Getting to know Lucy - digitally

By Darleen Hartley

Lucy, a three-foot-tall, 3.2 million year old skeleton, is pretty fragile and doesn’t travel well. But digital CT scanning has put her coveted bones on the desktop allowing scientists to study a virtual specimen.

The government of Ethiopia, where Lucy was discovered in 1974, has joined with the University of Texas in Austin, where Lucy is visiting, to make the first high-resolution computed tomography of her. This CT scan should reveal more information about our most famous ancestor.

Scientists are seeking an answer to the age-old question: When, how, and why did human ancestors come down from trees and start walking on the ground?

The university scanned 80 bones, all that’s left of Lucy’s skeleton. John Kappelman, an anthropology professor involved in the research, said the scans will help scientists analyse how Lucy’s bones were built. Although only 40 per cent of her is preserved, Lucy is the best example of Australopithecus, a pre-human species. Kappelman is expecting the scans to provide more information about how her bones fit together, to determine if she climbed trees as well as walked the earth.

The invention of the CT scan earned GN Hounsfield and AM Cormack the 1979 Nobel Prize for medicine. CT imaging is also known as CAT scanning (Computed Axial Tomography). The original systems only made images of the head. The latest multi-slice CT systems can collect up to four slices of data in about 350ms and reconstruct a 512 x 512-matrix image from millions of data points in less than a second, according to Women’s Health Resource.

A CT scan can now be used on all parts of a body – organs, lungs, blood vessels, the spinal cord, extremities, and, of course, bones.

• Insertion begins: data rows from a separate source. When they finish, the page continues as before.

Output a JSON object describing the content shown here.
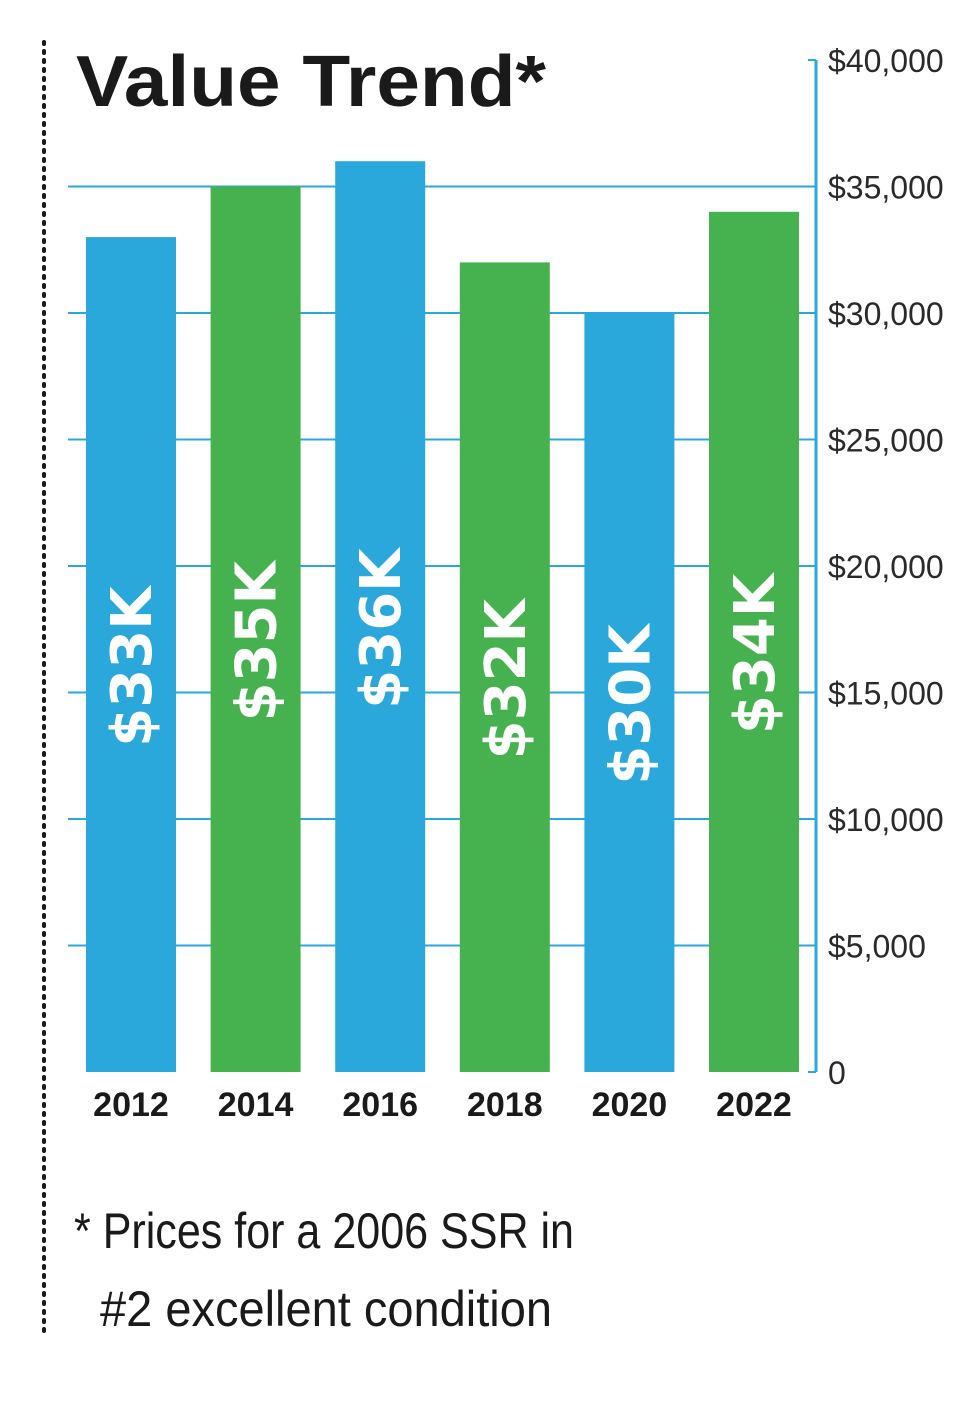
{
  "chart_data": {
    "type": "bar",
    "title": "Value Trend*",
    "categories": [
      "2012",
      "2014",
      "2016",
      "2018",
      "2020",
      "2022"
    ],
    "values": [
      33000,
      35000,
      36000,
      32000,
      30000,
      34000
    ],
    "data_labels": [
      "$33K",
      "$35K",
      "$36K",
      "$32K",
      "$30K",
      "$34K"
    ],
    "ylim": [
      0,
      40000
    ],
    "yticks": [
      0,
      5000,
      10000,
      15000,
      20000,
      25000,
      30000,
      35000,
      40000
    ],
    "ytick_labels": [
      "0",
      "$5,000",
      "$10,000",
      "$15,000",
      "$20,000",
      "$25,000",
      "$30,000",
      "$35,000",
      "$40,000"
    ],
    "y_axis_side": "right",
    "grid": true,
    "bar_colors": [
      "#2aa8dc",
      "#46b24f",
      "#2aa8dc",
      "#46b24f",
      "#2aa8dc",
      "#46b24f"
    ],
    "grid_color": "#2aa8dc",
    "footnote_lines": [
      "* Prices for a 2006 SSR in",
      "#2 excellent condition"
    ]
  }
}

In 1991, Siemens Medical was combining CT instrumentation with an intuitive, mouse-controlled Windows interface. Patients must be controlled as well – moving during the procedure is prohibited. Software applications enable the clinical use of a spiral CT for organs of the body affected by involuntary or constant movement, such as the heart.

Radiology requires powerful computing because it involves imaging. In addition to the storage required, on-screen resolution must accurately display the actual films. CT scan, mammography, and ultrasound machines require top ability computers.

Siemens explains that a CT scanning system consists of an X-ray unit, which functions as a transmitter, and a data acquisition unit, which functions as a receiver. The detector system converts the incident X-rays of varying intensity to electric signals. These analogue signals are amplified by downstream electronic components and converted to digital pulses. Density values, especially Lucy’s bones, are represented as gray scale values.

Lucy - well, everything we have of her - is in the US as part of an exhibit organised by the Museum of Natural Science in Houston, Texas. In a Reuters interview, Kappelman said, "It's going to help us fill us in what was one of the earlier stages ... of our evolution to really better understand the behaviours of an extinct cousin. In some ways it's like... being able to tune the time machine back to three million years ago, jump in and pop back and be able to reconstruct what this fossil was doing on a day-to-day basis."